You need to log in to create posts and topics.

Using Your Vizion Elastic API With cURL

Elasticsearch operates as a REST API, and be interfaced with any number of tools that make http requests. For this guide, we will use cURL, available in the Mac or Linux console, to illustrate some basic commands. For an even easier way to practice, you can open up Kibana and use 'Dev Tools' which can be found on the left navigation bar.

Our API calls will generally have two parts:

  1. the url/endpoint, which includes the 'ES url' given to you when you created your Vizion Elastic instance as well as endpoints that tells Elasticsearch what kind of an operation you're making.
  2. the body, which uses Query DSL (Domain Specific Language). The Query DSL closely follows JSON format and allows for a huge range of control over your queries and other operations.

Creating an Index

The index is one of the most fundamental concepts of Elasticsearch. It defines a related set of data, and can be compared to a 'database' in relational databases. For example, you might create an index called 'student' for storing a dataset of student records. The majority of our searches will take place within the context of a specific index.

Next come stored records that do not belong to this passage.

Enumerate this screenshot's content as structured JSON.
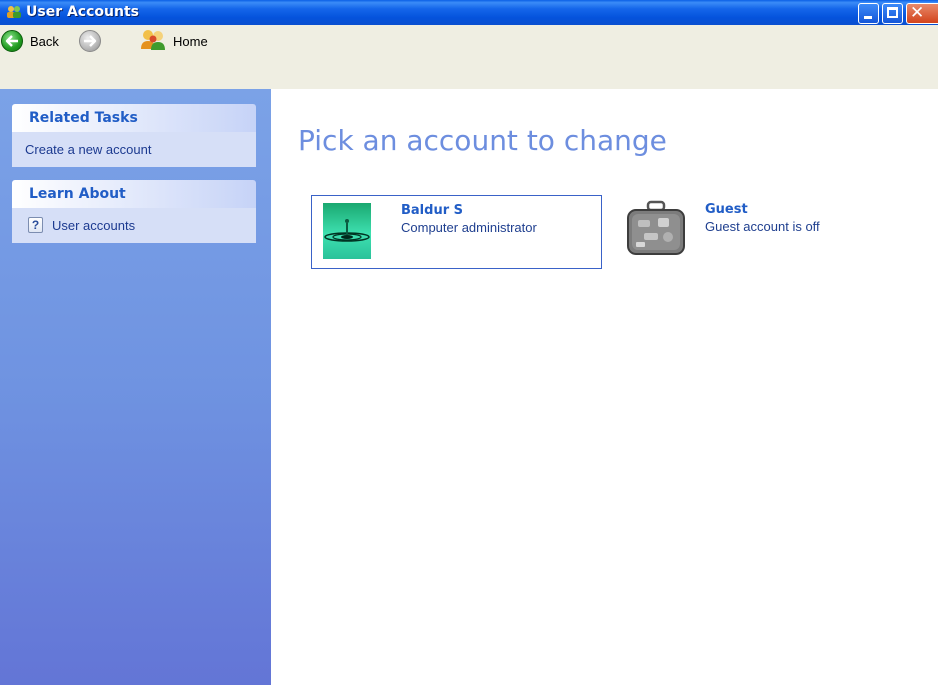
{
  "window": {
    "title": "User Accounts",
    "accent": "#0553dc"
  },
  "toolbar": {
    "back_label": "Back",
    "home_label": "Home"
  },
  "sidebar": {
    "related_tasks": {
      "heading": "Related Tasks",
      "items": [
        {
          "label": "Create a new account"
        }
      ]
    },
    "learn_about": {
      "heading": "Learn About",
      "items": [
        {
          "label": "User accounts",
          "icon": "help-icon"
        }
      ]
    }
  },
  "main": {
    "heading": "Pick an account to change",
    "accounts": [
      {
        "name": "Baldur S",
        "type": "Computer administrator",
        "icon": "water-drop-avatar"
      },
      {
        "name": "Guest",
        "type": "Guest account is off",
        "icon": "suitcase-avatar"
      }
    ]
  }
}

curl -XPUT '< Your Elasticsearch URL >/< Index name >'

You may notice that this example contains only the url/endpoint part of the request and not the Query DSL body, since this is a simple action that doesn't require much specification.

Note: You may get an error that reads something like 'no alternative certificate subject name matches target host name' You can include a -k flag after -XPUT to disable the need for SSL certificates.

Creating a Document

A document is the Elasticsearch equivalent of a 'row' in relational databases. It is represented as a JSON object of fields and values. ES automatically supports a wide array of datatypes, including strings, numbers, booleans, datetimes, arrays, nested objects. Documents need no schema and can accept whatever fields are assigned.

Here we will create a document in an index called 'person', an index which did not previously exist. No problem, Elasticsearch automatically creates it!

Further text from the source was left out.